# Come Meet My Boys



## Ivy (Mar 16, 2011)

This is Tynan. He is a lab/st bernard (15 months). He is a huge goof ball and can always make you laugh. I had him since a puppy. Tynan & Timber are best friends.



















This is Timber. He is an anatolian shepherd (mix?) (10 months). He was my first failed foster. He was found dumped in the middle of the country and would have been eaten by bears or wolves if he hadn't been picked up by a kind soul. Someone saw Timber be literally dumped out of a car! The vet estimated his age to be 4 months then. He is now 10 months old and he can run like you wouldn't believe.



















This is Hank. He is a basset hound (going onto 5 years). I adopted him from a breeder that didn't want him anymore. He has fearfulness issues and needs a lot of confidence building training. He also has knuckling over of his front joints and he will most likely have many orthopedic problems as he gets older because of it.



















This is Dallas. He is a saint bernard/great dane mix (15 months). I just adopted him a week ago to keep Hank company while I am at work. He doesn't like to be alone, so Dallas is now his buddy.



















This is Lincoln.

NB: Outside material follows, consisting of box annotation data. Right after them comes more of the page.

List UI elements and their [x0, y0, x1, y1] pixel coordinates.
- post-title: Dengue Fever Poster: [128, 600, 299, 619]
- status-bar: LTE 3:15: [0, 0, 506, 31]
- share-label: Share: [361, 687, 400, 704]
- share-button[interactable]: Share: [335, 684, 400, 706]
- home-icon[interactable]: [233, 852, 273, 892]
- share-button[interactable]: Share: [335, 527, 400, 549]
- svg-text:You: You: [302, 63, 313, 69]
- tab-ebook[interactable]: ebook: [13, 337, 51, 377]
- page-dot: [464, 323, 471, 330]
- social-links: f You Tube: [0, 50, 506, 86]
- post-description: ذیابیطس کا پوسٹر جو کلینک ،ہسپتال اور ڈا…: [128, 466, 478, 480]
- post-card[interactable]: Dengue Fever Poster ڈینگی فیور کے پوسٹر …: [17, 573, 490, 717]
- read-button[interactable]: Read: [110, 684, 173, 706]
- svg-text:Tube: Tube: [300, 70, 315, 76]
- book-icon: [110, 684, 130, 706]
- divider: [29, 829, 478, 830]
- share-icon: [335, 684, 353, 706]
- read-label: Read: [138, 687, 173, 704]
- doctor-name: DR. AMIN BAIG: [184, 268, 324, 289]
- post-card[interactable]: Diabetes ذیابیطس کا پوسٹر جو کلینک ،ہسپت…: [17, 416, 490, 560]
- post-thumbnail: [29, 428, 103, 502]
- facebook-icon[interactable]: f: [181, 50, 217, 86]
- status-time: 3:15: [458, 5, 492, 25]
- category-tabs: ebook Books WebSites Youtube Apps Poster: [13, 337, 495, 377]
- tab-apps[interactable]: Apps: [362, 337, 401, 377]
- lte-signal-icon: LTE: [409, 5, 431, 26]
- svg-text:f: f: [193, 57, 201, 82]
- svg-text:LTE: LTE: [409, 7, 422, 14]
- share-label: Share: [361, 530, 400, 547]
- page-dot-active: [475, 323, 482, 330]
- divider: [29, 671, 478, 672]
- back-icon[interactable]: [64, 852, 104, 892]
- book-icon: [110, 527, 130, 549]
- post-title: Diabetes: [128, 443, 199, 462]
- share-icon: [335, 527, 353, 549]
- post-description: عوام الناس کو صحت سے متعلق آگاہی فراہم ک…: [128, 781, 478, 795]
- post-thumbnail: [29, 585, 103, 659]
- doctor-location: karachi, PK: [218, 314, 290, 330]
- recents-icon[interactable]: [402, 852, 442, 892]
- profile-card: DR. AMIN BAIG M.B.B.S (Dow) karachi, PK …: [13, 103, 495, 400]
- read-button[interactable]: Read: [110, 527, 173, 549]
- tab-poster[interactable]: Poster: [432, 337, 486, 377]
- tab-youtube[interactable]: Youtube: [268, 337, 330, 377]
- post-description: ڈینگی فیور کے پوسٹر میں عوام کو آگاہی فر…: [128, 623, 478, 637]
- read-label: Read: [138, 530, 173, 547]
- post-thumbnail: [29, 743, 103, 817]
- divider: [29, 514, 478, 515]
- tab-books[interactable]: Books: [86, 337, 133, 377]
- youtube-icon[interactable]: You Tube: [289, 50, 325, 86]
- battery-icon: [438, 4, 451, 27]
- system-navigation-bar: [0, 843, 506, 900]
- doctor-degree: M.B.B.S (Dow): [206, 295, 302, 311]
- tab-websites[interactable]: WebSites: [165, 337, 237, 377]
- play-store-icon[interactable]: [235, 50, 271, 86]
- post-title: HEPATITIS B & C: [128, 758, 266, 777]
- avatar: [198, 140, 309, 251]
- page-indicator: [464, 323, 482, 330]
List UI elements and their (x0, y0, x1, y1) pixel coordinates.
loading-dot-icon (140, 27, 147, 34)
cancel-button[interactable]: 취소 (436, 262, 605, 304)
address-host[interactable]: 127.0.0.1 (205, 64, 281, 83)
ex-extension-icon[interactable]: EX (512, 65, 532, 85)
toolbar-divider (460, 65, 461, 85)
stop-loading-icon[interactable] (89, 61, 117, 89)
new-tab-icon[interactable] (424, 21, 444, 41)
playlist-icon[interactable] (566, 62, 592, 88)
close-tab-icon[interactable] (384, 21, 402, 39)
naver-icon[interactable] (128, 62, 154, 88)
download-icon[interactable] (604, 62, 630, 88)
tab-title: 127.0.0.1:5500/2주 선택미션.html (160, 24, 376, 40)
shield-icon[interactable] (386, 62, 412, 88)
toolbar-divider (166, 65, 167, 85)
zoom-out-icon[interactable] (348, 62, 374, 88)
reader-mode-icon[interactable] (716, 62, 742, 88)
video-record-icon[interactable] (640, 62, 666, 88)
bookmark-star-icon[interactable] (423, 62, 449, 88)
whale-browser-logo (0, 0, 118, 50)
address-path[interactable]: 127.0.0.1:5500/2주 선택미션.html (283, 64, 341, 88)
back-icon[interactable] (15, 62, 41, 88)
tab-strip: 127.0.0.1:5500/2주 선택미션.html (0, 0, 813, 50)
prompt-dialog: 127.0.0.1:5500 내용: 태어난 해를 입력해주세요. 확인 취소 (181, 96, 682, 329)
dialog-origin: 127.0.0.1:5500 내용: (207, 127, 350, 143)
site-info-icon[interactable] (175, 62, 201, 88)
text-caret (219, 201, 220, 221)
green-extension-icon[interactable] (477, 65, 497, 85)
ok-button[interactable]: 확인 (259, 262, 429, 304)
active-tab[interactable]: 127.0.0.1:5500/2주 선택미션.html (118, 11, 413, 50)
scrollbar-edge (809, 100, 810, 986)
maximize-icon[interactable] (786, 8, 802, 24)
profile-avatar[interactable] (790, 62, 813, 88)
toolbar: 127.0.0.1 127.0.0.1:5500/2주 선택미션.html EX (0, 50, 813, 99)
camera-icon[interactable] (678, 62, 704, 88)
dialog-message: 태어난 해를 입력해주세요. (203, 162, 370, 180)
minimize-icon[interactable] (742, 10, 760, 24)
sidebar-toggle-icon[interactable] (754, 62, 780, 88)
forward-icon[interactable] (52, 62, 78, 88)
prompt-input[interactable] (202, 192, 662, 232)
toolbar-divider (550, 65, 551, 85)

He is a great pyrenees/bernese mountain dog mix (2 years). He is my husbands dog (he had him before we met) He is too high energy and stubborn for my liking but I love him very much non the less.


----------



## Love my lab (Dec 9, 2010)

Great looking pack!!!!! such beautiful dogs


----------



## mischiefgrrl (Oct 28, 2010)

Awwwws so many great pictures! Love the nose2nose shot!


----------



## DaneMama (Jun 27, 2008)

Gorgeous dogs! Thanks for sharing!


----------



## luvMyBRT (Mar 8, 2010)

What a great fur family you have! They all look so happy and healthy! Thanks for sharing....


----------



## CavePaws (Jan 25, 2011)

They look beautiful! :] What a bunch!


----------



## AdrianVall (Aug 26, 2010)

GORGEOUS crew you've got there! Tynan is my favorite! He's got the sweetest face ever! Great pics!


----------



## Northwoods10 (Nov 22, 2010)

Awwwww I love all of your dogs!! They're all very beautiful! Thanks for sharing.


----------